5.03.2007

Scriblerus Detecting Agency

My dissertation, as I have now severally said, will explore the problematic of posterity in British Literature of the long eighteenth-century. While life-in-and-after-text has been the concern of authors for millenia, the futurity of writing changed under the pressure of print proliferation in this period. Print widens an author's reachable audience, allows mass production, etc. Do that for enough people and the promise of print is undercut by an unfortunate (from the perspective of the egomaniac) democratization. So how the hell do you manage to get to the top of the field? That's really the question I'm setting out to answer. I imagine you do a number of things. Trod on other authors. Offer more bang for the buck. Create hierarchies based on taste, or wealth, or morals. But you've heard all this before.

In my attempting to put forth an argument, I have apparently skewed too far towards the System. I have cowered behind emergences and mechanisms. Genres emerged to do this or that; some could or couldn't; some lasted or didn't. Where, a couple of my professors asked, is the human agency? You can't simply go around barking about how this or that occurred, because, as one rather poignantly put it, you end up with a dissertation written entirely in passive constructions. Everything is acted upon and nothing (or no one) acts. And this won't win you any friends at parties.

I never intended to leave out the human element. Despite the influence from certain quarters that would have had me taking the human out of the humanities, I never imagined ceding that ground. When we say human, of course, I think what we usually mean is "unpredictable." Samuel Johnson manages to get himself into a position to make pronouncements about the quality of literature. Who on earth could know what he would say? How does the system account for that? The Licensing Act drives Fielding from the stage, so he takes up novel writing. Who's to say he couldn't have gone to law school, like a normal person? If the human didn't matter, then you'd have to conclude that even without Fielding Tom Jones, or something very much like it, would have been written anyway, and done the same work. And to some extent, this is what Foucault has been said to have said. Though I think his position on the matter has been largely overstated.

So I have encountered skepticism in one person, bewilderment in another, and encouragement in the last. And here's me thinking about law school.

Genre is where agency meets system. It's the mediator between the forces at work and the worked upon; it is also what enables the worked upon to work upon the forces at work. The power flows both ways through the gate. This, as I understand it, is feedback. So what I want to do is figure out is the role of genre in organizing literature with respect to time. And when I say genre, I do it with the understanding that human agency is implicit. How do you tweak the genre you've chosen to position yourself at the top of the temporal hierarchy? Ensure you'll reach the future? And how do those genres become durable in themselves? Do genres become disciplines? I think they do. Maybe. Possibly. Who knows.

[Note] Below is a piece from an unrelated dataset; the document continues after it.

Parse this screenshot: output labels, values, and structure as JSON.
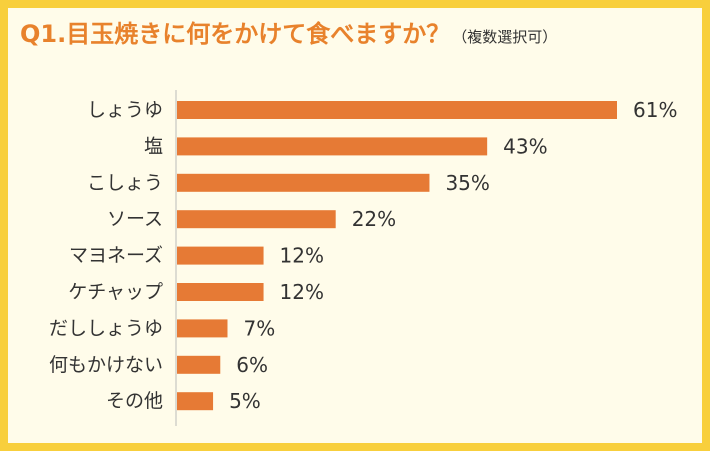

I have felt utterly stupid now for a year.

3 comments:

Marina said...

How do you tweak the genre you've chosen to position yourself at the top of the temporal hierarchy?

by using another genre, durrrr.

This post was brought to you by the PERIODICALS ARE GREAT ranters, Manhattan division.

Nuff said.

Slanty-Eyed Bastard said...

"I have felt utterly stupid now for a year."

Upon leaving gradual school, I resigned myself, like Socrates, to a lifetime of ignorance. Then I rediscovered the real world, and observed empirically that 99% of the population is dumb, vicious, and utterly incompetent.

Perhaps it was having Howard Weinbrot on my committee that did me in . . . but no, he's actually a gem of human being, despite my disagreement with just about every scholarly point he's ever made.

I stumbled upon your blog while searching for a copy of Kerby-Miller's edition of Scriblerus. Though you've impertinently delayed my bookish acquisitiveness (for which I absolve and forgive you), I'm happy to see that the glorious c-18 is still inspiring others as it did me, in the not-so-distant past.

Long live the long 18th century!

Is it me, or does the long 18th just keep getting longer with each generation of scholars? Not that I really care. Yet I must admit, part of me always will.

(I'm planning to have that part surgically removed, lest I inadvertently re-enroll in grad school to finish my dissertation.)

Scriblerus said...

I'm not yet prepared to give up, but then I haven't properly started. I'm sure the trick is to embrace ignorance rather than hide it, but try telling that to the legion of bloodthirsty semiparasitic buzzkillers who set you up for the sting as soon as they smell sweat.

As to the long 18th getting longer--damn right. Starts no later than 1649 and ends no earlier than 1832. Huzzah!